- TSA to implement new behavior-detection security screening procedures
- New procedures will begin on Tuesday at Boston’s Logan International Airport
- TSA chief John Pistole recently said that the U.S. is considering Israeli-styled behavior detection
On Tuesday, passengers at Boston’s Logan International Airport will be subjected to behavior-detection procedures, during which officials will ask a number of questions intended to increase airport and flight security.
According to The Boston Globe, the questions asked will be along the lines of, “Where are you traveling today?” or “How long have you been in town? The behavioral screening is intended to detect suspicious behavior by taking a more hands-on, interview approach. According to George Naccara, TSA federal security director at Logan:
“We’re not looking for the answers necessarily; we’re instead gauging the reaction, the response to the question.”
As part of the new trial program, every passenger passing through Logan’s Terminal A will be subjected to about 20 seconds worth of questioning. Those who are deemed a potential threat will be pulled aside for additional screening. Logan is an interesting choice for the pilot program, considering that two of the airplanes utilized in the September 11, 2001 attacks departed from its gates.
This new program is likely a response to growing controversy surrounding TSA screenings. Advanced image technology (AIT), which has been labeled invasive and unneeded, has dominated recent conversations about the federal agency. Following public anger, officials have sought more applicable ways to balance security and individual rights. In July, The Blaze reported about plans to replace controversial scanners that expose details of a person’s body with units that only show a generic bodily outline.
The Logan announcement follows reports that the TSA has been considering adopting Israeli-style behavior techniques to ensure flight safety. While TSA chief John Pistole was very vague in a public announcement highlighting these new techniques, he explained that the mechanisms are based on models that other countries are using.

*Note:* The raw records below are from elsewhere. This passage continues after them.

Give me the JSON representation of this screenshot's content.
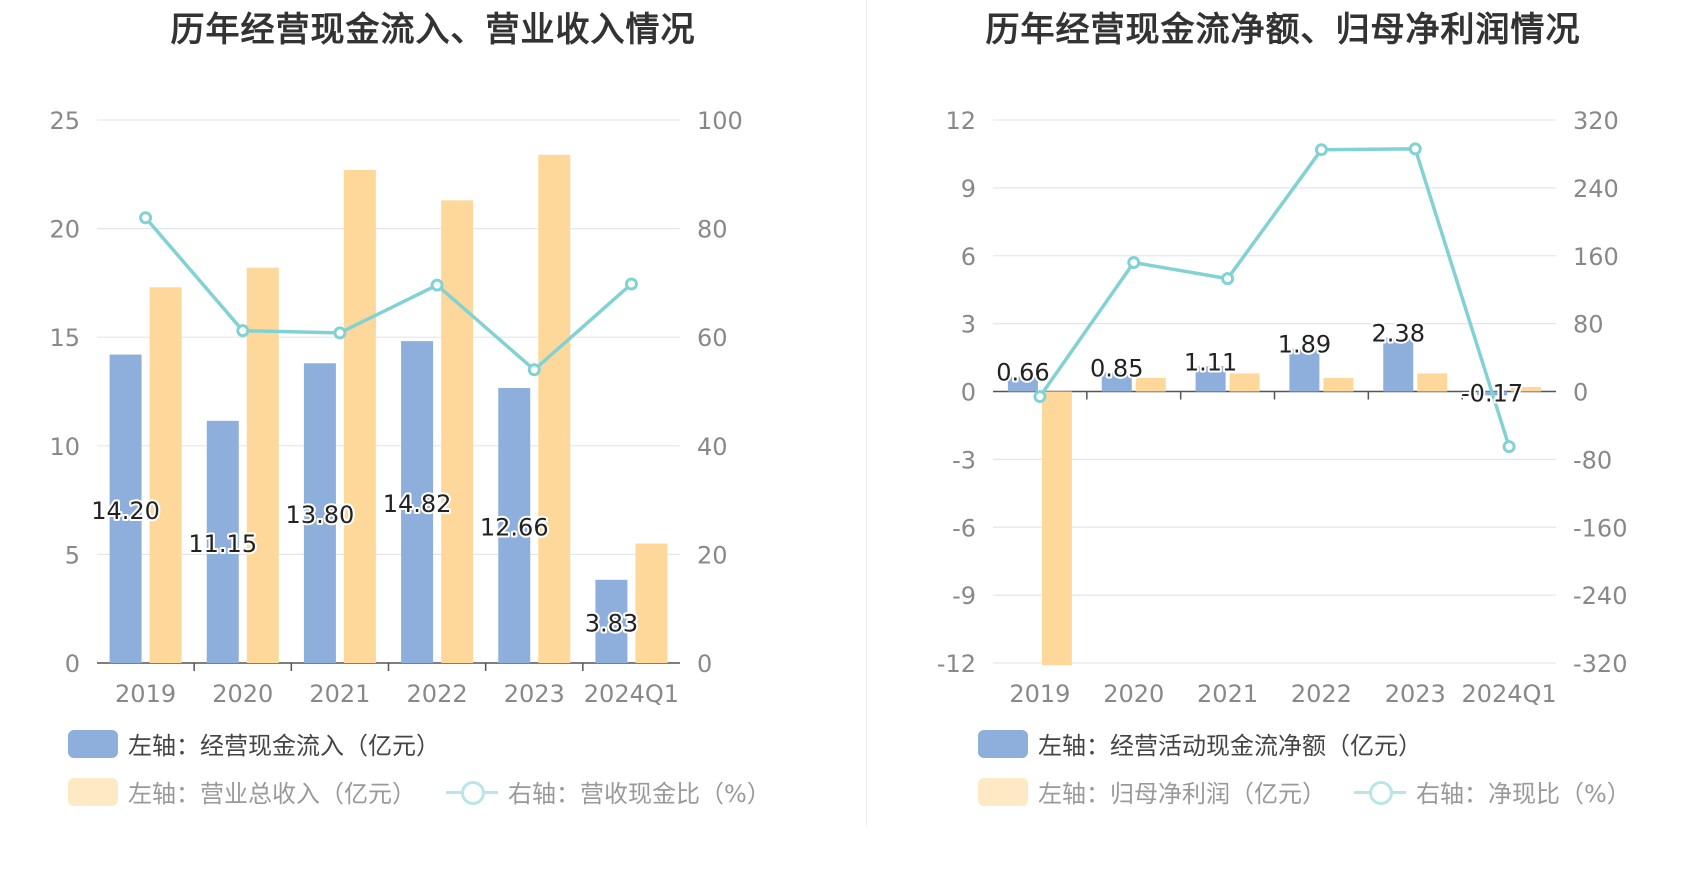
{
  "chart_data": [
    {
      "type": "bar",
      "title": "历年经营现金流入、营业收入情况",
      "categories": [
        "2019",
        "2020",
        "2021",
        "2022",
        "2023",
        "2024Q1"
      ],
      "left_axis": {
        "min": 0,
        "max": 25,
        "ticks": [
          "0",
          "5",
          "10",
          "15",
          "20",
          "25"
        ]
      },
      "right_axis": {
        "min": 0,
        "max": 100,
        "ticks": [
          "0",
          "20",
          "40",
          "60",
          "80",
          "100"
        ]
      },
      "series": [
        {
          "name": "左轴：经营现金流入（亿元）",
          "kind": "bar",
          "axis": "left",
          "color": "#8eafdc",
          "values": [
            14.2,
            11.15,
            13.8,
            14.82,
            12.66,
            3.83
          ],
          "labels": [
            "14.20",
            "11.15",
            "13.80",
            "14.82",
            "12.66",
            "3.83"
          ]
        },
        {
          "name": "左轴：营业总收入（亿元）",
          "kind": "bar",
          "axis": "left",
          "color": "#fdd89a",
          "values": [
            17.3,
            18.2,
            22.7,
            21.3,
            23.4,
            5.5
          ]
        },
        {
          "name": "右轴：营收现金比（%）",
          "kind": "line",
          "axis": "right",
          "color": "#82d2d4",
          "values": [
            82,
            61.2,
            60.8,
            69.6,
            54,
            69.8
          ]
        }
      ]
    },
    {
      "type": "bar",
      "title": "历年经营现金流净额、归母净利润情况",
      "categories": [
        "2019",
        "2020",
        "2021",
        "2022",
        "2023",
        "2024Q1"
      ],
      "left_axis": {
        "min": -12,
        "max": 12,
        "ticks": [
          "-12",
          "-9",
          "-6",
          "-3",
          "0",
          "3",
          "6",
          "9",
          "12"
        ]
      },
      "right_axis": {
        "min": -320,
        "max": 320,
        "ticks": [
          "-320",
          "-240",
          "-160",
          "-80",
          "0",
          "80",
          "160",
          "240",
          "320"
        ]
      },
      "series": [
        {
          "name": "左轴：经营活动现金流净额（亿元）",
          "kind": "bar",
          "axis": "left",
          "color": "#8eafdc",
          "values": [
            0.66,
            0.85,
            1.11,
            1.89,
            2.38,
            -0.17
          ],
          "labels": [
            "0.66",
            "0.85",
            "1.11",
            "1.89",
            "2.38",
            "-0.17"
          ]
        },
        {
          "name": "左轴：归母净利润（亿元）",
          "kind": "bar",
          "axis": "left",
          "color": "#fdd89a",
          "values": [
            -12.1,
            0.6,
            0.8,
            0.6,
            0.8,
            0.2
          ]
        },
        {
          "name": "右轴：净现比（%）",
          "kind": "line",
          "axis": "right",
          "color": "#82d2d4",
          "values": [
            -6,
            152,
            133,
            285,
            286,
            -65
          ]
        }
      ]
    }
  ]
}
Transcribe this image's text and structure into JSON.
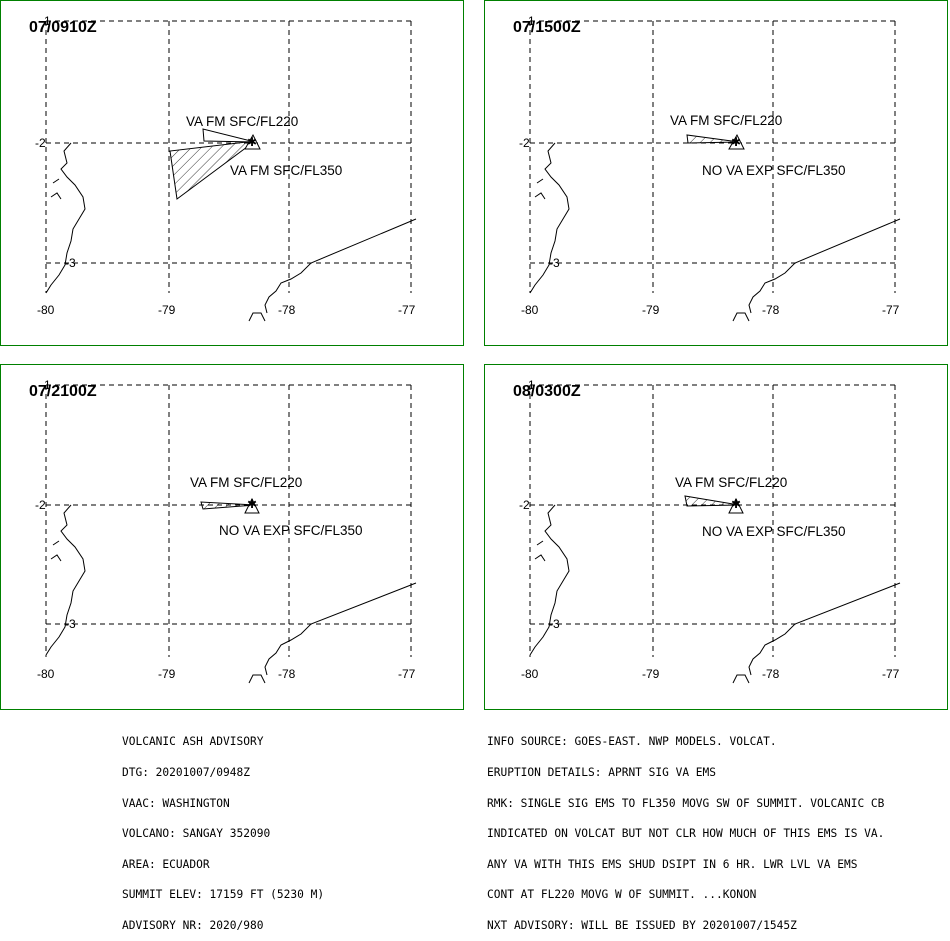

During an appearance at the Aspen Security Forum last week, the TSA head said that these procedures would mirror those followed at Israeli airports. Passengers would essentially be engaged in conversations with security officials that would enable agents to ask pertinent questions, while looking out for anything suspicious. Below, watch Pistole discuss these issues:
Times NewsFeed has more:
Those flying into Israel are subject to questions about where they are visiting from, why they are visiting, what their plans are during the visit, as well as personal questions about their family, occupation and ethnicity. Border patrol officers also use similar methods with drivers crossing the U.S.-Canada border.
Pistole was, again, vague in addressing which countries the U.S. model would be based on, though he did mention that many of the elements under Israel’s model are “very effective.” Critics, though, claim that the Israeli model is too time consuming, as some travelers have been stopped for up to two hours. Others fear that these procedures would lead to increased racial profiling. Some simply question the value of the new procedures. The Globe writes:
“The question is obviously, what is the quality of the verbal interaction that is going to be implemented?” asked Rafi Ron, a former Logan consultant and CEO of New-Age Security Solutions. “If it will have a poor quality, then obviously it will be another way to waste taxpayer money and increase the hassle to passengers. If not, then this will be great.”
Today, critics and proponents, alike, will be able to see similar procedures in action at Logan. The TSA already has behavior detection officers at 161 airports across the nation (some have already been accused of profiling). These new plans would likely build upon the current program; the pilot at Logan is likely a piece of this puzzle.
Considering past issues that have been raised about pat downs and screening machines (earlier this month there was another report about a cancer patient being mishandled), any and all procedures will likely be devised and handled carefully.